Timing depends on the specific opioid: heroin-exposed neonates show symptoms within 24–48 hours. Methadone-exposed neonates may not show symptoms until 48–72 hours (sometimes up to 5–7 days due to methadone's long half-life). Buprenorphine-exposed neonates typically present within 24–48 hours but often with milder symptoms. Delayed onset (>5 days) can occur with long-acting opioids. Scoring should start within 2 hours of birth for at-risk infants and continue for at least 72–96 hours even if initial scores are low.

How is pharmacologic treatment usually approached?

Units vary in how they handle pharmacologic treatment, but repeated high scores often prompt review of opioid-replacement options and, in some pathways, adjunctive therapy if symptoms remain difficult to control. This calculator intentionally stops at the score-review stage rather than presenting a dosing protocol.

How long does NAS treatment typically last?

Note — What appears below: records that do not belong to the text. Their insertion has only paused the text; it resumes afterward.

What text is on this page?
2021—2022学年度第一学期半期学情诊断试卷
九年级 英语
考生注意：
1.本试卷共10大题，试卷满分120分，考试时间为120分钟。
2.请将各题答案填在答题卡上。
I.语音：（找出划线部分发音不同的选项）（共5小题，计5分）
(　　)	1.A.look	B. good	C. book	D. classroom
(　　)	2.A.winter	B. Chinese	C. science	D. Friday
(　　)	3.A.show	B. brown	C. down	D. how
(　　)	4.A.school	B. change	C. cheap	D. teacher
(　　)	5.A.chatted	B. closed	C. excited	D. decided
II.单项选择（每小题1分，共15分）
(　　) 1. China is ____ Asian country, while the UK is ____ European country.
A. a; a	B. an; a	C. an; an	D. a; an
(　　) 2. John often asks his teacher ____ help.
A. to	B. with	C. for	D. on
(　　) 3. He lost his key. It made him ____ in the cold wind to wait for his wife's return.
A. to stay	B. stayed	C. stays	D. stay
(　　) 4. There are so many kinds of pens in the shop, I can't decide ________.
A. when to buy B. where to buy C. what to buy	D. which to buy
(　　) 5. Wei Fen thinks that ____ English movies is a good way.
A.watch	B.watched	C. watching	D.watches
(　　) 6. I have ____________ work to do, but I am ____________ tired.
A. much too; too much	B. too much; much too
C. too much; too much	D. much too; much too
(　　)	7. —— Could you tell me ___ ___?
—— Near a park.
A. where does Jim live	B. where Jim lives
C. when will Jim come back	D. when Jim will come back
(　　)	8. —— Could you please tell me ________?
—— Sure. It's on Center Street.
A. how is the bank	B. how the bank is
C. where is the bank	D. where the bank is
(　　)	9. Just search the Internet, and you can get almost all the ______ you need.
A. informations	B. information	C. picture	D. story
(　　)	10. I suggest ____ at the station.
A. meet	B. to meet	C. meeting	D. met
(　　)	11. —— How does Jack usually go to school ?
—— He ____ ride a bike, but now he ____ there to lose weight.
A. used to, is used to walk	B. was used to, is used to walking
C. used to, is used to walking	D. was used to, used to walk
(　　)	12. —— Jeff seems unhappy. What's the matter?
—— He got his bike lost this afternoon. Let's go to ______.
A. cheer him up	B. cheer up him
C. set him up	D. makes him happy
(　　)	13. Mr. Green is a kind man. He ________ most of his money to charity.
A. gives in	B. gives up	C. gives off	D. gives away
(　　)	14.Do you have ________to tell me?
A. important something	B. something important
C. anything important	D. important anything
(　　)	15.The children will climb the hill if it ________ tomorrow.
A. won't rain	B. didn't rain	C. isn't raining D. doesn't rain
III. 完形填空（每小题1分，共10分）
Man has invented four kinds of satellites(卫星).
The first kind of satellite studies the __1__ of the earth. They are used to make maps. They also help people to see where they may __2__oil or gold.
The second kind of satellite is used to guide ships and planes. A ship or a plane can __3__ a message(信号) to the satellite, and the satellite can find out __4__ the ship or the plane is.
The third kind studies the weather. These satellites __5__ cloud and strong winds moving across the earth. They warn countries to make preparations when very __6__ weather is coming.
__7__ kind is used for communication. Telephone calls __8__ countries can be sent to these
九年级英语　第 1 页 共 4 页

Average hospitalization for pharmacologically treated NAS is 17–25 days (highly variable). Treatment duration depends on: the maternal substance (methadone-exposed infants have longer withdrawal than heroin or buprenorphine), polydrug exposure (benzodiazepines, SSRIs, nicotine complicate withdrawal), initial severity, and institutional protocols. Non-pharmacologically managed infants average 5–10 days. The trend toward eat-sleep-console (ESC) rather than Finnegan scoring has reduced average treatment duration and length of stay in many centers.

What is the Eat, Sleep, Console (ESC) approach?

ESC is a newer, simplified assessment method that is increasingly replacing the Finnegan scoring system. It asks three questions: Can the baby eat ≥1 oz per feed? Can the baby sleep ≥1 hour undisturbed? Can the baby be consoled within 10 minutes? If all three answers are "yes," pharmacotherapy is not needed regardless of traditional NAS signs. Studies show ESC reduces pharmacotherapy rates by 30–50% and hospital length of stay by 5–10 days compared to Finnegan-based protocols. It emphasizes non-pharmacologic care and parent involvement.

Can NAS be prevented?

For opioid-dependent pregnant women, medically supervised treatment is standard because abrupt cessation during pregnancy can be dangerous. After birth, breastfeeding when appropriate, rooming-in, and consistent non-pharmacologic care often reduce score severity and lower the need for medication.

What besides opioids causes neonatal withdrawal?

Several substance classes can cause neonatal withdrawal: benzodiazepines (seizures, irritability, feeding difficulty — may have delayed onset), SSRIs/SNRIs (poor neonatal adaptation syndrome in ~30%, usually mild), alcohol (rare fetal alcohol withdrawal), barbiturates (similar to opioid withdrawal), cannabis (mild, controversial), and nicotine (irritability, poor feeding, tremors). Polydrug exposure is common and can complicate the clinical picture. The Finnegan score was designed for opioid withdrawal but some items overlap with other withdrawal syndromes.